Ela atua como comandante suprema das Forças Armadas e possui poderes
fundamentais em crises políticas, como quando uma eleição é inconclusiva. No
entanto o primeiro-ministro é quem detém poderes executivos.
Questionado
sobre o papel do governo de Modi no crescimento econômico da Índia, Nicolini
reconhece controvérsias sociais, mas ressalta esforços para a industrialização
e a redução na burocracia.
"Ele
tentou aproximar outros países da Índia, ampliando acesso à tecnologia e
reduzindo problemas burocráticos com um imposto único, o IVA indiano, que
facilita a negociação entre estados e com outros países."
No
entanto ele também observou que "a globalização facilitou muito mais o
crescimento econômico indiano do que propriamente algumas ações que o governo
tomou".
- Qual a posição da Índia no BRICS?
Para
Nicolini, a Índia mantém uma relação complexa e pragmática com outras potências
globais, equilibrando suas relações com os Estados Unidos e a Rússia.

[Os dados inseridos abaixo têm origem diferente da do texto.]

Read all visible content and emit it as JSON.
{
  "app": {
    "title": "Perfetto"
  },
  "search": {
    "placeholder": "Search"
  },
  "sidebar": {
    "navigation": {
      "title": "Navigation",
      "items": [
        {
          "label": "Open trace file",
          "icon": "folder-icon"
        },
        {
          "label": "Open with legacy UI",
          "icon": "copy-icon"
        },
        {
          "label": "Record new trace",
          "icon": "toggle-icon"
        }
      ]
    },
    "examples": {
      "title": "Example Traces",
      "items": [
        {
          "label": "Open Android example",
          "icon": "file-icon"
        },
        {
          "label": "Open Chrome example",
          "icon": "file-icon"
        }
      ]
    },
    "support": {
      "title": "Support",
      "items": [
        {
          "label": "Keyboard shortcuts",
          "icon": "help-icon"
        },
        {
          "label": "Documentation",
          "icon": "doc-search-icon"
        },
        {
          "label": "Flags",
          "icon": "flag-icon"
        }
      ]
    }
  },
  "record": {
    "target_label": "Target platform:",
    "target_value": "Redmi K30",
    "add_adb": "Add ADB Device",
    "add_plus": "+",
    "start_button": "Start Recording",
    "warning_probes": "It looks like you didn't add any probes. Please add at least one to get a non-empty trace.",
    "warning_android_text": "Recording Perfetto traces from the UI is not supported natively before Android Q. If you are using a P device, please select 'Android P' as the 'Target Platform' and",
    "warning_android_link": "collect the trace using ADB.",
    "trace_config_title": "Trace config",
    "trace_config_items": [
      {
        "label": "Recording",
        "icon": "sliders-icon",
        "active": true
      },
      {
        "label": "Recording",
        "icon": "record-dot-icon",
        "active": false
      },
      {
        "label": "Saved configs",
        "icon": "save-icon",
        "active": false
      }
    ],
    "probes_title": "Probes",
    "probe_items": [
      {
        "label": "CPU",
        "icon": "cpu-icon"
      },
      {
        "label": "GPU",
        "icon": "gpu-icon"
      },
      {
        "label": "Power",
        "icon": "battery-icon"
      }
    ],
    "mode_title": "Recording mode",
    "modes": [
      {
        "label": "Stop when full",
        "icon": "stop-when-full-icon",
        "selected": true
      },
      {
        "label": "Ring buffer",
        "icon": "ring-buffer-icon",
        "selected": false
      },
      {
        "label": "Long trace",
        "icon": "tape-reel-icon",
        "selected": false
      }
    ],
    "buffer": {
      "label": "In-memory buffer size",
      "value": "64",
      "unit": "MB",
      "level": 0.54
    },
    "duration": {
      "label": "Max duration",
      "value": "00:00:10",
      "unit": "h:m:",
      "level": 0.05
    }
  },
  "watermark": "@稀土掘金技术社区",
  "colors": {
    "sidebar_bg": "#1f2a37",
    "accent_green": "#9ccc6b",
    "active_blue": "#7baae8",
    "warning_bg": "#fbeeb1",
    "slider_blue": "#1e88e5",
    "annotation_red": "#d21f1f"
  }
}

Segundo
ele, a postura se deve a uma longa história de apoio soviético e a uma
estratégia de "pragmatismo na maneira de se relacionar com as
potências".
Ele
destaca que "os norte-americanos buscam um apoio indiano para impedir os
chineses de avançar demais" na região do Indo-Pacífico, dada a competição
geopolítica entre Índia e China.
Para
Saxena, na arena internacional a Índia tem conseguido equilibrar suas relações
com as diversas potências globais. "A Índia tem uma relação bem forte e
estratégica com os EUA, mas a Índia não deixou a Rússia."
- Futuros da Índia
Apesar
dos avanços, Saxena afirma que o país enfrenta desafios crônicos, como prover
educação e emprego de qualidade à população. "A Índia até agora tem
pobreza, problema de sistema de saúde… Tem problemas porque a Índia é a [nação]
mais populosa do mundo."
Para
o analista, embora a economia esteja crescendo, a distribuição de riqueza e a
melhoria dos serviços básicos, como de saúde e educação, ainda são pontos que
necessitam de atenção contínua.
O
futuro do país parece promissor, com uma previsão de que o produto interno
bruto (PIB) chegue a US$ 10 trilhões (cerca de R$ 50,9 trilhões) nos próximos
cinco anos, segundo ele. "Os povos indianos e todo mundo é mais otimista
com o futuro da Índia."
Para
Nicolini, a previsão de que a Índia se tornará a terceira maior economia do
mundo até 2030 é plausível. "Eu até acredito que possa vir a ser mesmo com
toda aquela expectativa que a gente já teve com o BRICS", conclui.